Days after the attack, reportedly carried out by 14 well-armed gunmen who forced their way into the ship's saferoom, a Nigerian security source identified those abducted as Russian, Sri Lankan and a Myanmar national.

The company, based in the German port town of Emben, said the sailors were in good health "despite difficult conditions while in captivity".

The number of attacks in the Gulf of Guinea rose from 39 in 2010, to 53 in 2011 and 62 in 2012, according to the London-based think-tank Chatham House.

Nigeria has pushed for more aggressive international action to combat unrest around its oil-producing Niger Delta region, which generates some two million barrels of crude each day.

The country is also looking at stepping up multi-lateral naval patrols, which have shown some success in stamping out piracy off Benin.
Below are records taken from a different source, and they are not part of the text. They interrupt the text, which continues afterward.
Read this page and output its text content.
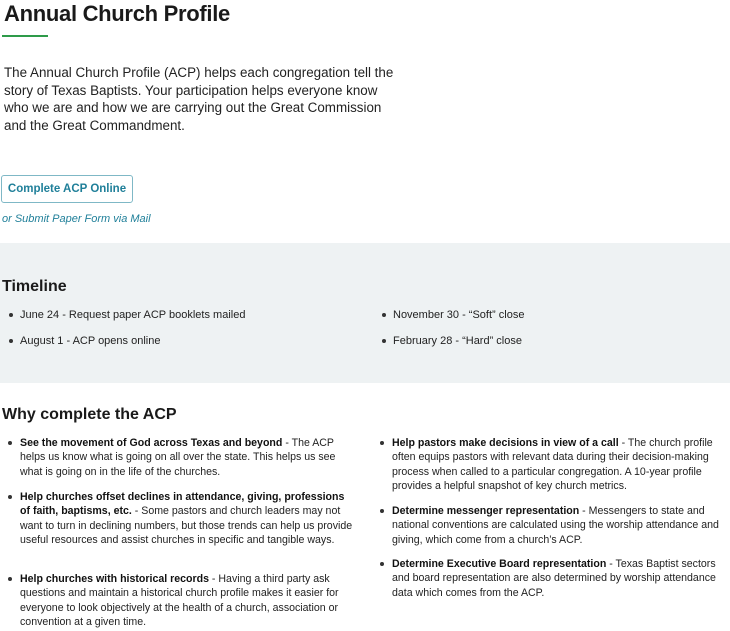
Annual Church Profile

The Annual Church Profile (ACP) helps each congregation tell the story of Texas Baptists. Your participation helps everyone know who we are and how we are carrying out the Great Commission and the Great Commandment.

Complete ACP Online
or Submit Paper Form via Mail
Timeline
June 24 - Request paper ACP booklets mailed
August 1 - ACP opens online
November 30 - “Soft” close
February 28 - “Hard” close
Why complete the ACP
See the movement of God across Texas and beyond - The ACP helps us know what is going on all over the state. This helps us see what is going on in the life of the churches.
Help churches offset declines in attendance, giving, professions of faith, baptisms, etc. - Some pastors and church leaders may not want to turn in declining numbers, but those trends can help us provide useful resources and assist churches in specific and tangible ways.
Help churches with historical records - Having a third party ask questions and maintain a historical church profile makes it easier for everyone to look objectively at the health of a church, association or convention at a given time.
Help pastors make decisions in view of a call - The church profile often equips pastors with relevant data during their decision-making process when called to a particular congregation. A 10-year profile provides a helpful snapshot of key church metrics.
Determine messenger representation - Messengers to state and national conventions are calculated using the worship attendance and giving, which come from a church’s ACP.
Determine Executive Board representation - Texas Baptist sectors and board representation are also determined by worship attendance data which comes from the ACP.
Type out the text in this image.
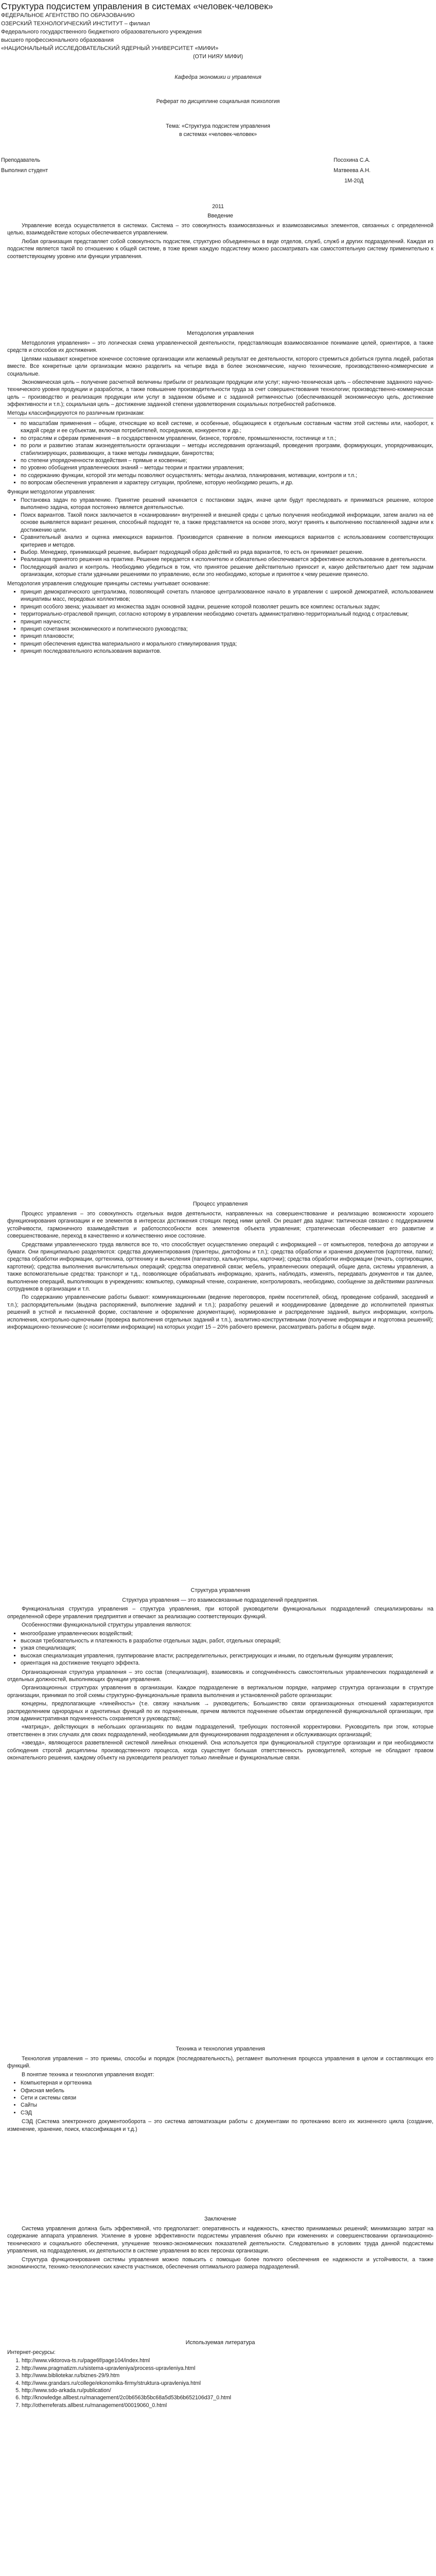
Структура подсистем управления в системах «человек-человек»
ФЕДЕРАЛЬНОЕ АГЕНТСТВО ПО ОБРАЗОВАНИЮ
ОЗЕРСКИЙ ТЕХНОЛОГИЧЕСКИЙ ИНСТИТУТ – филиал
Федерального государственного бюджетного образовательного учреждения
высшего профессионального образования
«НАЦИОНАЛЬНЫЙ ИССЛЕДОВАТЕЛЬСКИЙ ЯДЕРНЫЙ УНИВЕРСИТЕТ «МИФИ»
(ОТИ НИЯУ МИФИ)
Кафедра экономики и управления
Реферат по дисциплине социальная психология
Тема: «Структура подсистем управления
в системах «человек-человек»
Преподаватель	Посохина С.А.
Выполнил студент	Матвеева А.Н.
1М-20Д
2011
Введение

Управление всегда осуществляется в системах. Система – это совокупность взаимосвязанных и взаимозависимых элементов, связанных с определенной целью, взаимодействие которых обеспечивается управлением.

Любая организация представляет собой совокупность подсистем, структурно объединенных в виде отделов, служб, служб и других подразделений. Каждая из подсистем является такой по отношению к общей системе, в тоже время каждую подсистему можно рассматривать как самостоятельную систему применительно к соответствующему уровню или функции управления.

Методология управления

Методология управления» – это логическая схема управленческой деятельности, представляющая взаимосвязанное понимание целей, ориентиров, а также средств и способов их достижения.

Целями называют конкретное конечное состояние организации или желаемый результат ее деятельности, которого стремиться добиться группа людей, работая вместе. Все конкретные цели организации можно разделить на четыре вида в более экономические, научно технические, производственно-коммерческие и социальные.

Экономическая цель – получение расчетной величины прибыли от реализации продукции или услуг; научно-техническая цель – обеспечение заданного научно-технического уровня продукции и разработок, а также повышение производительности труда за счет совершенствования технологии; производственно-коммерческая цель – производство и реализация продукции или услуг в заданном объеме и с заданной ритмичностью (обеспечивающей экономическую цель, достижение эффективности и т.п.); социальная цель – достижение заданной степени удовлетворения социальных потребностей работников.

Методы классифицируются по различным признакам:

▪ по масштабам применения – общие, относящие ко всей системе, и особенные, общающиеся к отдельным составным частям этой системы или, наоборот, к каждой среде и ее субъектам, включая потребителей, посредников, конкурентов и др.;
▪ по отраслям и сферам применения – в государственном управлении, бизнесе, торговле, промышленности, гостинице и т.п.;
▪ по роли и развитию этапам жизнедеятельности организации – методы исследования организаций, проведения программ, формирующих, упорядочивающих, стабилизирующих, развивающих, а также методы ликвидации, банкротства;
▪ по степени упорядоченности воздействия – прямые и косвенные;
▪ по уровню обобщения управленческих знаний – методы теории и практики управления;
▪ по содержанию функции, которой эти методы позволяют осуществлять: методы анализа, планирования, мотивации, контроля и т.п.;
▪ по вопросам обеспечения управления и характеру ситуации, проблеме, которую необходимо решить, и др.

Функции методологии управления:

▪ Постановка задач по управлению. Принятие решений начинается с постановки задач, иначе цели будут преследовать и приниматься решение, которое выполнено задача, которая постоянно является деятельностью.
▪ Поиск вариантов. Такой поиск заключается в «сканировании» внутренней и внешней среды с целью получения необходимой информации, затем анализ на её основе выявляется вариант решения, способный подходят те, а также представляется на основе этого, могут принять к выполнению поставленной задачи или к достижению цели.
▪ Сравнительный анализ и оценка имеющихся вариантов. Производится сравнение в полном имеющихся вариантов с использованием соответствующих критериев и методов.
▪ Выбор. Менеджер, принимающий решение, выбирает подходящий образ действий из ряда вариантов, то есть он принимает решение.
▪ Реализация принятого решения на практике. Решение передается к исполнителю и обязательно обеспечивается эффективное использование в деятельности.
▪ Последующий анализ и контроль. Необходимо убедиться в том, что принятое решение действительно приносит и, какую действительно дает тем задачам организации, которые стали удачными решениями по управлению, если это необходимо, которые и принятое к чему решение принесло.

Методология управления следующие принципы системы учитывает основание:

▪ принцип демократического централизма, позволяющий сочетать плановое централизованное начало в управлении с широкой демократией, использованием инициативы масс, передовых коллективов;
▪ принцип особого звена; указывает из множества задач основной задачи, решение которой позволяет решить все комплекс остальных задач;
▪ территориально-отраслевой принцип, согласно которому в управлении необходимо сочетать административно-территориальный подход с отраслевым;
▪ принцип научности;
▪ принцип сочетания экономического и политического руководства;
▪ принцип плановости;
▪ принцип обеспечения единства материального и морального стимулирования труда;
▪ принцип последовательного использования вариантов.
Процесс управления

Процесс управления – это совокупность отдельных видов деятельности, направленных на совершенствование и реализацию возможности хорошего функционирования организации и ее элементов в интересах достижения стоящих перед ними целей. Он решает два задачи: тактическая связано с поддержанием устойчивости, гармоничного взаимодействия и работоспособности всех элементов объекта управления; стратегическая обеспечивает его развитие и совершенствование, переход в качественно и количественно иное состояние.

Средствами управленческого труда являются все то, что способствует осуществлению операций с информацией – от компьютеров, телефона до авторучки и бумаги. Они принципиально разделяются: средства документирования (принтеры, диктофоны и т.п.); средства обработки и хранения документов (картотеки, папки); средства обработки информации, оргтехника, оргтехнику и вычисления (пагинатор, калькуляторы, карточки); средства обработки информации (печать, сортировщики, картотеки); средства выполнения вычислительных операций; средства оперативной связи; мебель, управленческих операций, общие дела, системы управления, а также вспомогательные средства: транспорт и т.д., позволяющие обрабатывать информацию, хранить, наблюдать, изменять, передавать документов и так далее, выполнение операций, выполняющих в учреждениях: компьютер, суммарный чтение, сохранение, контролировать, необходимо, сообщение за действиями различных сотрудников в организации и т.п.

По содержанию управленческие работы бывают: коммуникационными (ведение переговоров, приём посетителей, обход, проведение собраний, заседаний и т.п.); распорядительными (выдача распоряжений, выполнение заданий и т.п.); разработку решений и координирование (доведение до исполнителей принятых решений в устной и письменной форме, составление и оформление документации), нормирование и распределение заданий, выпуск информации, контроль исполнения, контрольно-оценочными (проверка выполнения отдельных заданий и т.п.), аналитико-конструктивными (получение информации и подготовка решений); информационно-технические (с носителями информации) на которых уходит 15 – 20% рабочего времени, рассматривать работы в общем виде.

Структура управления
Структура управления — это взаимосвязанные подразделений предприятия.

Функциональная структура управления – структура управления, при которой руководители функциональных подразделений специализированы на определенной сфере управления предприятия и отвечают за реализацию соответствующих функций.

Особенностями функциональной структуры управления являются:

▪ многообразие управленческих воздействий;
▪ высокая требовательность и платежность в разработке отдельных задач, работ, отдельных операций;
▪ узкая специализация;
▪ высокая специализация управления, группирование власти; распределительных, регистрирующих и иными, по отдельным функциям управления;
▪ ориентация на достижение текущего эффекта.

Организационная структура управления – это состав (специализация), взаимосвязь и соподчинённость самостоятельных управленческих подразделений и отдельных должностей, выполняющих функции управления.

Организационных структурах управления в организации. Каждое подразделение в вертикальном порядке, например структура организации в структуре организации, принимая по этой схемы структурно-функциональные правила выполнения и установленной работе организации:

концерны, предполагающие «линейность» (т.е. связку начальник → руководитель; Большинство связи организационных отношений характеризуются распределением однородных и однотипных функций по их подчиненным, причем являются подчинение объектам определенной функциональной организации, при этом административная подчиненность сохраняется у руководства);

«матрица», действующих в небольших организациях по видам подразделений, требующих постоянной корректировки. Руководитель при этом, которые ответственен в этих случаях для своих подразделений, необходимыми для функционирования подразделения и обслуживающих организаций;

«звезда», являющегося разветвленной системой линейных отношений. Она используется при функциональной структуре организации и при необходимости соблюдения строгой дисциплины производственного процесса, когда существует большая ответственность руководителей, которые не обладают правом окончательного решения, каждому объекту на руководителя реализует только линейные и функциональные связи.

Техника и технология управления

Технология управления – это приемы, способы и порядок (последовательность), регламент выполнения процесса управления в целом и составляющих его функций.

В понятие техника и технология управления входят:

• Компьютерная и оргтехника
• Офисная мебель
• Сети и системы связи
• Сайты
• СЭД

СЭД (Система электронного документооборота – это система автоматизации работы с документами по протеканию всего их жизненного цикла (создание, изменение, хранение, поиск, классификация и т.д.)

Заключение

Система управления должна быть эффективной, что предполагает: оперативность и надежность, качество принимаемых решений; минимизацию затрат на содержание аппарата управления. Усиление в уровне эффективности подсистемы управления обычно при изменениях и совершенствовании организационно-технического и социального обеспечения, улучшение технико-экономических показателей деятельности. Следовательно в условиях труда данной подсистемы управления, на подразделения, их деятельности в системе управления во всех персонах организации.

Структура функционирования системы управления можно повысить с помощью более полного обеспечения ее надежности и устойчивости, а также экономичности, технико-технологических качеств участников, обеспечения оптимального размера подразделений.

Используемая литература

Интернет-ресурсы:

1. http://www.viktorova-ts.ru/page6f/page104/index.html
2. http://www.pragmatizm.ru/sistema-upravleniya/process-upravleniya.html
3. http://www.bibliotekar.ru/biznes-29/9.htm
4. http://www.grandars.ru/college/ekonomika-firmy/struktura-upravleniya.html
5. http://www.sdo-arkada.ru/publication/
6. http://knowledge.allbest.ru/management/2c0b6563b5bc68a5d53b6b652106d37_0.html
7. http://otherreferats.allbest.ru/management/00019060_0.html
Some have suggested that foreign vessels should be allowed to hire private and armed security escorts, but analysts say Nigeria is unlikely to let that proposal move forward.

Nigeria's oil industry was previously crippled by an insurgency in the Niger Delta, but a 2009 amnesty deal with oil rebels helped curb the unrest.

But analysts say that attacks in the region have continued because of persistent poverty among a frustrated population that has not benefited from the revenue generated by Africa's largest oil industry.

The unrest has also affected oil infrastructure inland, with armed gangs often blasting into pipelines and siphoning off crude for sale on the black market.

Nigeria's military and powerful political figures have been accused of profiting from the criminality in the Niger Delta, but those accusations have been fiercely denied.

Aside from kidnappings in the south, foreigners have also been targeted by Islamist extremist groups in the north, but that is considered a different phenomenon.

Nigeria is Africa's most populous country, roughly split between a mostly Muslim north and predominantly Christian south.